Back in north-central Florida, the Ocala Star Banner takes note
that women did rather well in area races, winning three and forcing runoffs in two others. It states that being should no longer be considered a drawback to running for public office.
While West Palm Beach Mayor Lois Frankel
has maintained for some time that crime is down and her city is safe, the facts argue otherwise...as she acknowledged this week when announcing that an additional $2 million has been found in the new budget to hire 25 more uniformed police officers. That has the Palm Beach Post editorial writers asking
what has changed: Crime in WPB, or the mayor's acknowledgement of it?

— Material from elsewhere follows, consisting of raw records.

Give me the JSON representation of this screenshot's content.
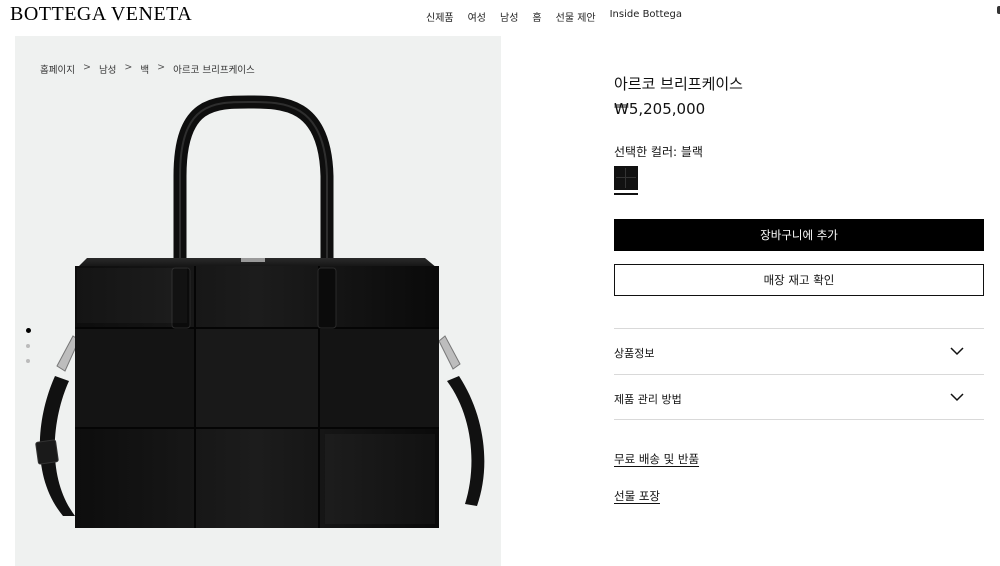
{
  "header": {
    "logo": "BOTTEGA VENETA",
    "nav": [
      "신제품",
      "여성",
      "남성",
      "홈",
      "선물 제안",
      "Inside Bottega"
    ]
  },
  "breadcrumb": [
    "홈페이지",
    "남성",
    "백",
    "아르코 브리프케이스"
  ],
  "breadcrumb_separator": ">",
  "gallery": {
    "image_count": 3,
    "active_index": 0
  },
  "product": {
    "title": "아르코 브리프케이스",
    "price": "₩5,205,000",
    "color_label": "선택한 컬러: 블랙",
    "swatch_color": "#111111"
  },
  "buttons": {
    "add_to_cart": "장바구니에 추가",
    "check_stock": "매장 재고 확인"
  },
  "accordion": [
    {
      "label": "상품정보",
      "icon": "chevron-down-icon"
    },
    {
      "label": "제품 관리 방법",
      "icon": "chevron-down-icon"
    }
  ],
  "links": {
    "shipping": "무료 배송 및 반품",
    "gift": "선물 포장"
  },
  "colors": {
    "accent": "#000000",
    "gallery_bg": "#eff1f0"
  }
}
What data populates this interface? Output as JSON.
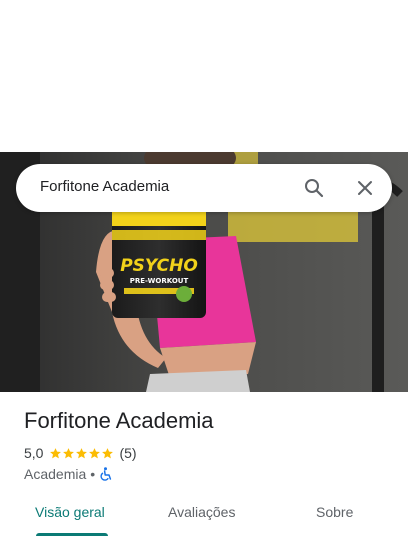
{
  "search": {
    "query": "Forfitone Academia",
    "icons": {
      "search": "search-icon",
      "close": "close-icon"
    }
  },
  "place": {
    "name": "Forfitone Academia",
    "rating": "5,0",
    "stars": 5,
    "review_count": "(5)",
    "category": "Academia",
    "separator": "•",
    "accessibility_icon": "wheelchair-accessible-icon"
  },
  "photo": {
    "product_label": "PSYCHO",
    "product_sublabel": "PRE-WORKOUT"
  },
  "tabs": [
    {
      "label": "Visão geral",
      "active": true
    },
    {
      "label": "Avaliações",
      "active": false
    },
    {
      "label": "Sobre",
      "active": false
    }
  ],
  "colors": {
    "accent": "#0b7a75",
    "star": "#fbbc04",
    "accessibility": "#1a73e8",
    "shirt": "#e8359a"
  }
}
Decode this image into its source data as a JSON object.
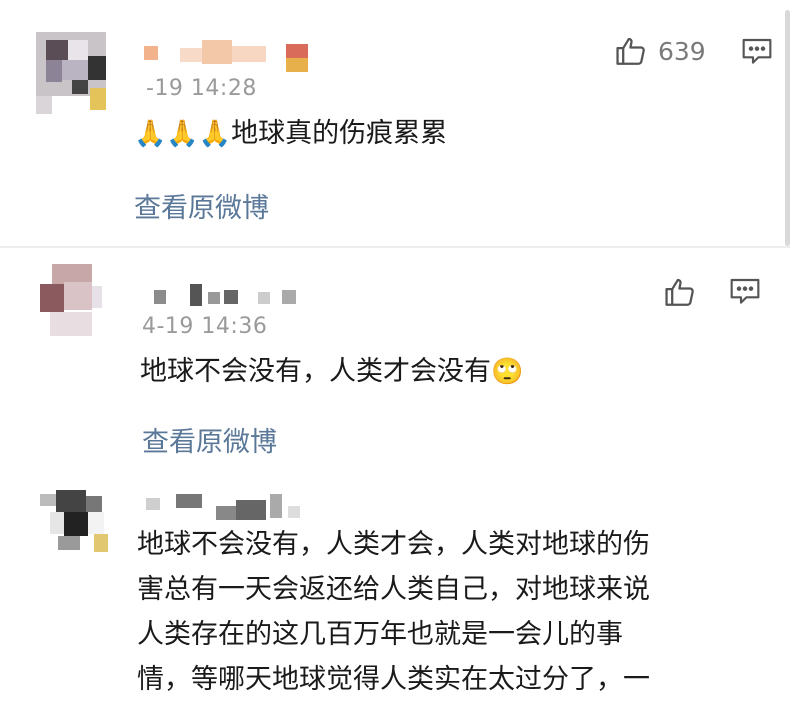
{
  "comments": [
    {
      "timestamp": "-19 14:28",
      "content_emoji": "🙏🙏🙏",
      "content_text": "地球真的伤痕累累",
      "view_original": "查看原微博",
      "like_count": "639"
    },
    {
      "timestamp": "4-19 14:36",
      "content_text": "地球不会没有，人类才会没有",
      "content_emoji": "🙄",
      "view_original": "查看原微博"
    },
    {
      "content_lines": [
        "地球不会没有，人类才会，人类对地球的伤",
        "害总有一天会返还给人类自己，对地球来说",
        "人类存在的这几百万年也就是一会儿的事",
        "情，等哪天地球觉得人类实在太过分了，一"
      ]
    }
  ],
  "icons": {
    "like": "thumbs-up-icon",
    "reply": "comment-bubble-icon"
  },
  "colors": {
    "link": "#5b7899",
    "meta": "#9a9a9a",
    "divider": "#ededed"
  }
}
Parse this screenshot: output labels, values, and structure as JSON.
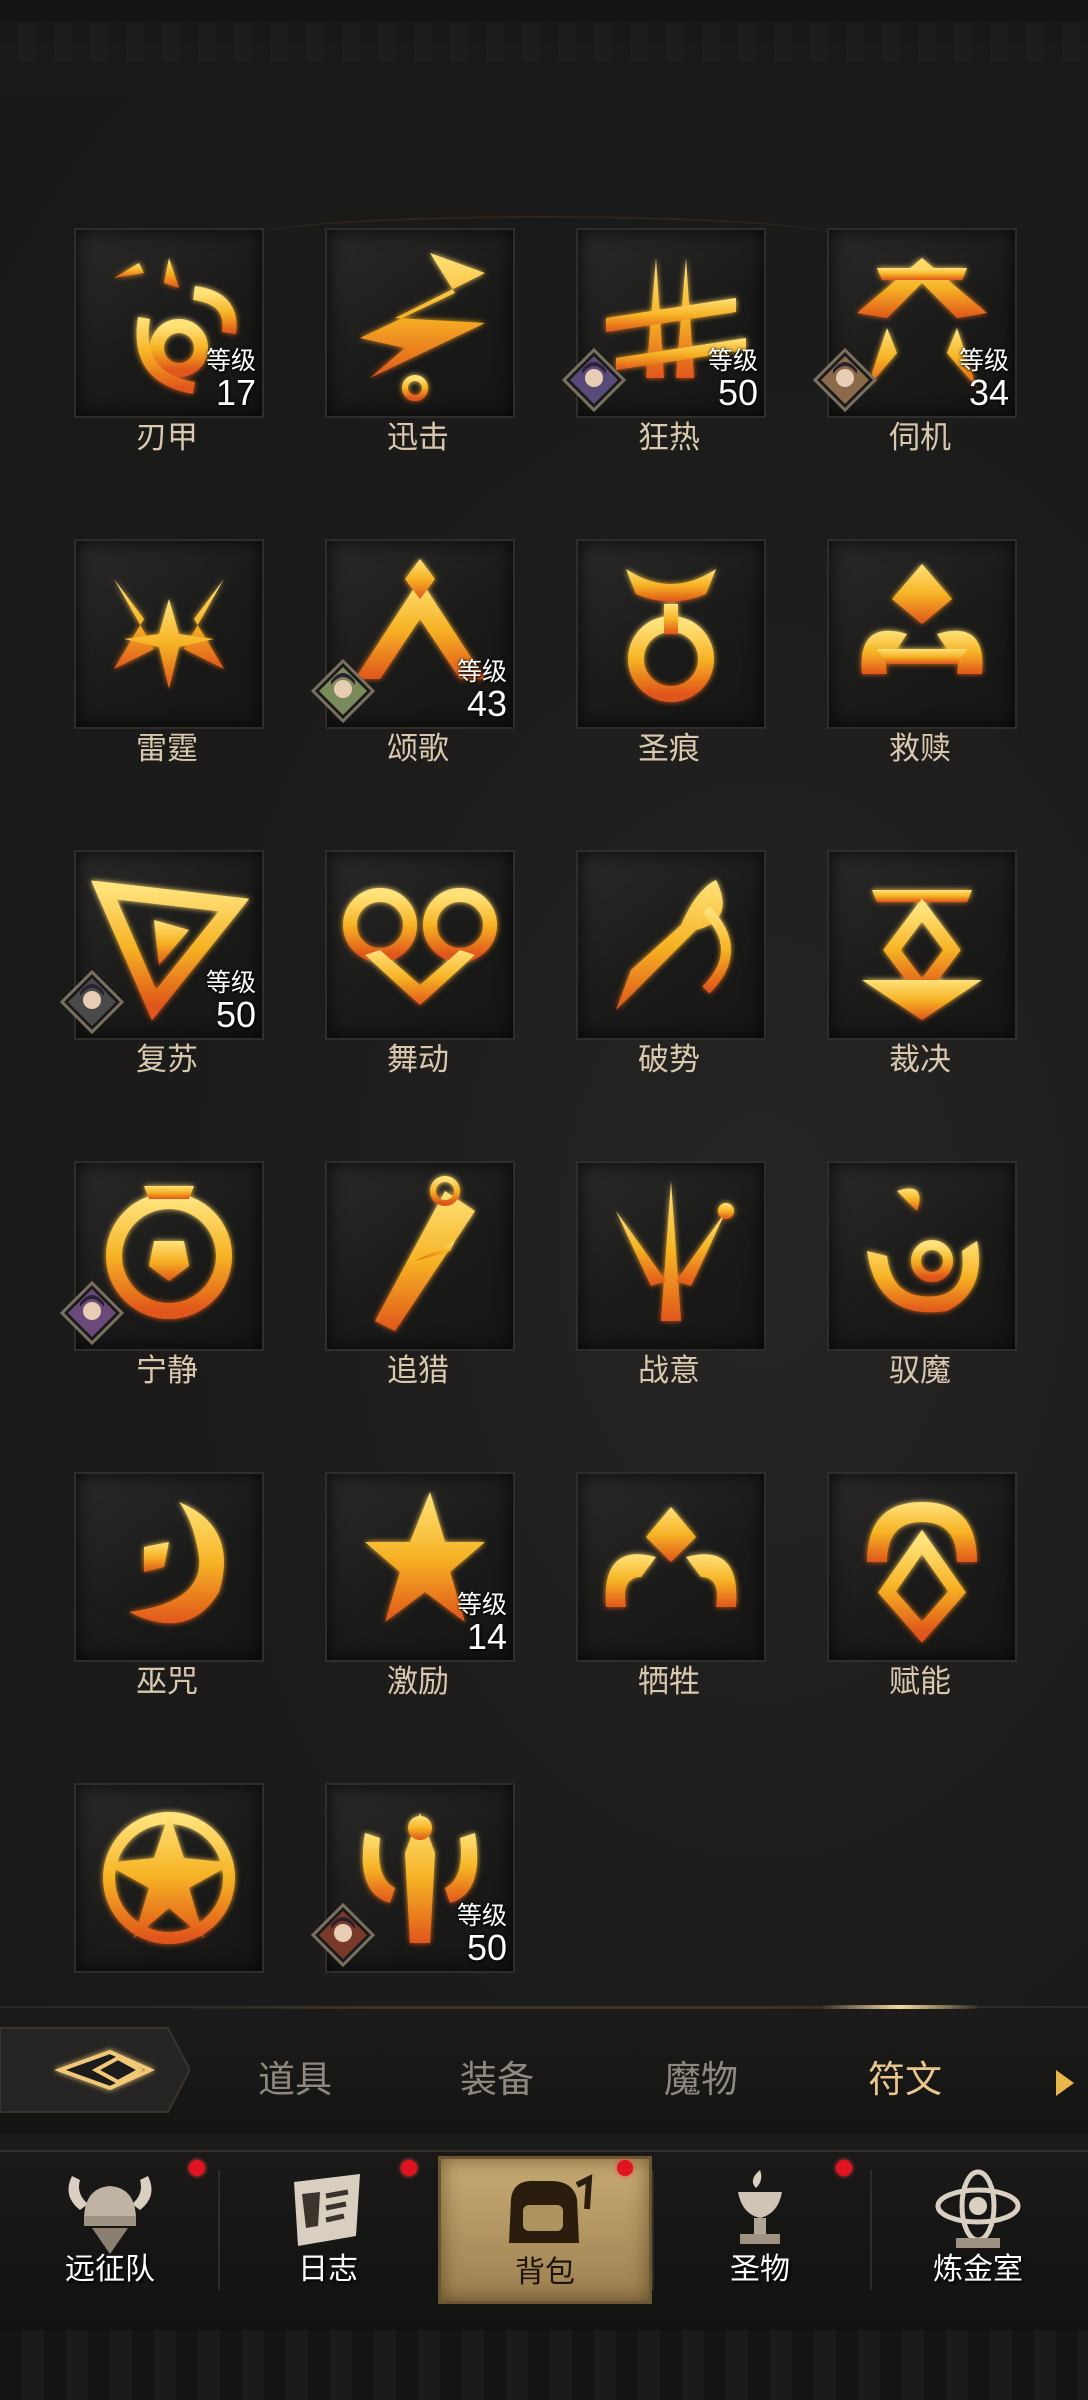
{
  "runes": [
    {
      "name": "刃甲",
      "level_label": "等级",
      "level": "17",
      "has_avatar": false
    },
    {
      "name": "迅击",
      "level_label": "",
      "level": "",
      "has_avatar": false
    },
    {
      "name": "狂热",
      "level_label": "等级",
      "level": "50",
      "has_avatar": true
    },
    {
      "name": "伺机",
      "level_label": "等级",
      "level": "34",
      "has_avatar": true
    },
    {
      "name": "雷霆",
      "level_label": "",
      "level": "",
      "has_avatar": false
    },
    {
      "name": "颂歌",
      "level_label": "等级",
      "level": "43",
      "has_avatar": true
    },
    {
      "name": "圣痕",
      "level_label": "",
      "level": "",
      "has_avatar": false
    },
    {
      "name": "救赎",
      "level_label": "",
      "level": "",
      "has_avatar": false
    },
    {
      "name": "复苏",
      "level_label": "等级",
      "level": "50",
      "has_avatar": true
    },
    {
      "name": "舞动",
      "level_label": "",
      "level": "",
      "has_avatar": false
    },
    {
      "name": "破势",
      "level_label": "",
      "level": "",
      "has_avatar": false
    },
    {
      "name": "裁决",
      "level_label": "",
      "level": "",
      "has_avatar": false
    },
    {
      "name": "宁静",
      "level_label": "",
      "level": "",
      "has_avatar": true
    },
    {
      "name": "追猎",
      "level_label": "",
      "level": "",
      "has_avatar": false
    },
    {
      "name": "战意",
      "level_label": "",
      "level": "",
      "has_avatar": false
    },
    {
      "name": "驭魔",
      "level_label": "",
      "level": "",
      "has_avatar": false
    },
    {
      "name": "巫咒",
      "level_label": "",
      "level": "",
      "has_avatar": false
    },
    {
      "name": "激励",
      "level_label": "等级",
      "level": "14",
      "has_avatar": false
    },
    {
      "name": "牺牲",
      "level_label": "",
      "level": "",
      "has_avatar": false
    },
    {
      "name": "赋能",
      "level_label": "",
      "level": "",
      "has_avatar": false
    },
    {
      "name": "",
      "level_label": "",
      "level": "",
      "has_avatar": false
    },
    {
      "name": "",
      "level_label": "等级",
      "level": "50",
      "has_avatar": true
    }
  ],
  "tabs": [
    {
      "label": "道具",
      "active": false
    },
    {
      "label": "装备",
      "active": false
    },
    {
      "label": "魔物",
      "active": false
    },
    {
      "label": "符文",
      "active": true
    }
  ],
  "nav": [
    {
      "label": "远征队",
      "icon": "viking-helmet-icon",
      "badge": true,
      "active": false
    },
    {
      "label": "日志",
      "icon": "scroll-icon",
      "badge": true,
      "active": false
    },
    {
      "label": "背包",
      "icon": "backpack-icon",
      "badge": true,
      "active": true
    },
    {
      "label": "圣物",
      "icon": "relic-chalice-icon",
      "badge": true,
      "active": false
    },
    {
      "label": "炼金室",
      "icon": "alchemy-icon",
      "badge": false,
      "active": false
    }
  ],
  "colors": {
    "rune_gold": "#f6b325",
    "rune_orange": "#e8641a",
    "tab_active": "#e9c78d",
    "tab_inactive": "#8e887f",
    "badge_red": "#e01420",
    "nav_active_bg": "#c9ac73"
  }
}
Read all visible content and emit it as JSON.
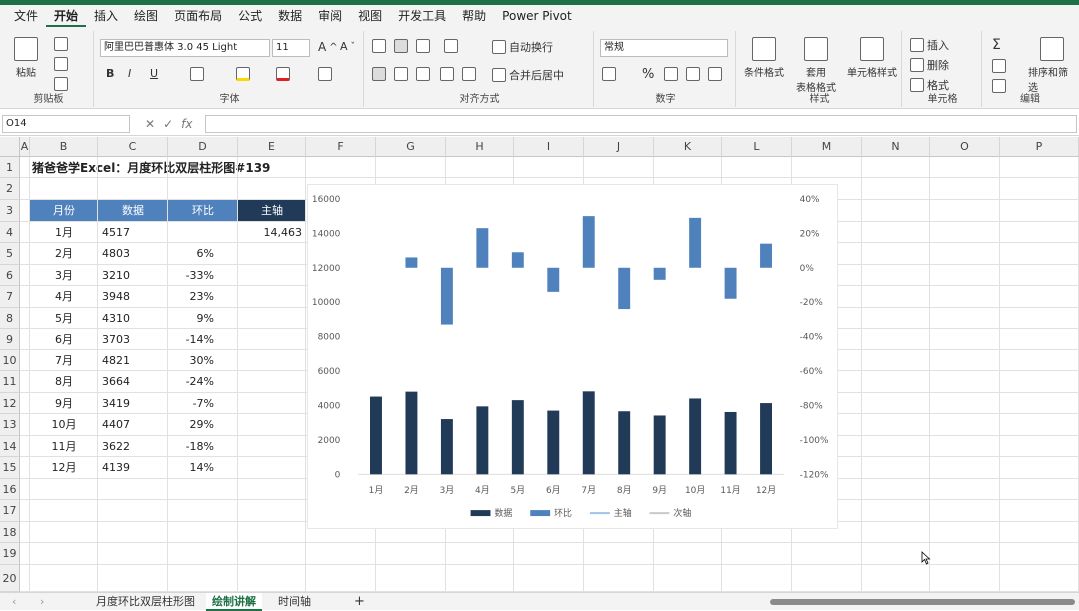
{
  "menu": [
    "文件",
    "开始",
    "插入",
    "绘图",
    "页面布局",
    "公式",
    "数据",
    "审阅",
    "视图",
    "开发工具",
    "帮助",
    "Power Pivot"
  ],
  "ribbon": {
    "clipboard": {
      "label": "剪贴板",
      "paste": "粘贴"
    },
    "font": {
      "label": "字体",
      "name": "阿里巴巴普惠体 3.0 45 Light",
      "size": "11",
      "bold": "B",
      "italic": "I",
      "underline": "U"
    },
    "align": {
      "label": "对齐方式",
      "wrap": "自动换行",
      "merge": "合并后居中"
    },
    "number": {
      "label": "数字",
      "format": "常规",
      "percent": "%"
    },
    "styles": {
      "label": "样式",
      "cond": "条件格式",
      "table": "套用\n表格格式",
      "cell": "单元格样式"
    },
    "cells": {
      "label": "单元格",
      "insert": "插入",
      "delete": "删除",
      "format": "格式"
    },
    "edit": {
      "label": "编辑",
      "sort": "排序和筛选"
    }
  },
  "formula": {
    "namebox": "O14",
    "fx": "fx",
    "value": ""
  },
  "columns": [
    "A",
    "B",
    "C",
    "D",
    "E",
    "F",
    "G",
    "H",
    "I",
    "J",
    "K",
    "L",
    "M",
    "N",
    "O",
    "P"
  ],
  "rows": [
    "1",
    "2",
    "3",
    "4",
    "5",
    "6",
    "7",
    "8",
    "9",
    "10",
    "11",
    "12",
    "13",
    "14",
    "15",
    "16",
    "17",
    "18",
    "19",
    "20"
  ],
  "sheet": {
    "title": "猪爸爸学Excel：月度环比双层柱形图#139",
    "headers": [
      "月份",
      "数据",
      "环比",
      "主轴"
    ],
    "data": [
      {
        "month": "1月",
        "value": "4517",
        "ratio": ""
      },
      {
        "month": "2月",
        "value": "4803",
        "ratio": "6%"
      },
      {
        "month": "3月",
        "value": "3210",
        "ratio": "-33%"
      },
      {
        "month": "4月",
        "value": "3948",
        "ratio": "23%"
      },
      {
        "month": "5月",
        "value": "4310",
        "ratio": "9%"
      },
      {
        "month": "6月",
        "value": "3703",
        "ratio": "-14%"
      },
      {
        "month": "7月",
        "value": "4821",
        "ratio": "30%"
      },
      {
        "month": "8月",
        "value": "3664",
        "ratio": "-24%"
      },
      {
        "month": "9月",
        "value": "3419",
        "ratio": "-7%"
      },
      {
        "month": "10月",
        "value": "4407",
        "ratio": "29%"
      },
      {
        "month": "11月",
        "value": "3622",
        "ratio": "-18%"
      },
      {
        "month": "12月",
        "value": "4139",
        "ratio": "14%"
      }
    ],
    "axis_value": "14,463"
  },
  "chart_data": {
    "type": "bar",
    "categories": [
      "1月",
      "2月",
      "3月",
      "4月",
      "5月",
      "6月",
      "7月",
      "8月",
      "9月",
      "10月",
      "11月",
      "12月"
    ],
    "series": [
      {
        "name": "数据",
        "values": [
          4517,
          4803,
          3210,
          3948,
          4310,
          3703,
          4821,
          3664,
          3419,
          4407,
          3622,
          4139
        ],
        "color": "#203a57",
        "axis": "primary"
      },
      {
        "name": "环比",
        "values": [
          null,
          0.06,
          -0.33,
          0.23,
          0.09,
          -0.14,
          0.3,
          -0.24,
          -0.07,
          0.29,
          -0.18,
          0.14
        ],
        "color": "#4f81bd",
        "axis": "secondary"
      },
      {
        "name": "主轴",
        "color": "#9dc3e6",
        "type": "line"
      },
      {
        "name": "次轴",
        "color": "#c9c9c9",
        "type": "line"
      }
    ],
    "y_ticks": [
      "0",
      "2000",
      "4000",
      "6000",
      "8000",
      "10000",
      "12000",
      "14000",
      "16000"
    ],
    "ylim": [
      0,
      16000
    ],
    "y2_ticks": [
      "-120%",
      "-100%",
      "-80%",
      "-60%",
      "-40%",
      "-20%",
      "0%",
      "20%",
      "40%"
    ],
    "y2lim": [
      -1.2,
      0.4
    ],
    "legend": "bottom"
  },
  "tabs": [
    "月度环比双层柱形图",
    "绘制讲解",
    "时间轴"
  ],
  "tab_add": "+"
}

Down in Fort Lauderdale, the South Florida Sun Sentinel editorial page
looks to Venezuela and the prospects for that nation's presidential election in December. It makes a point of mentioning that unity has proven elusive among opponents of incumbant Hugo Chavez in the past, something that will be necessary in order to defeat the abrasive leader. They will need to address the issues of poverty and show that concern is genuine instead of political showmanship.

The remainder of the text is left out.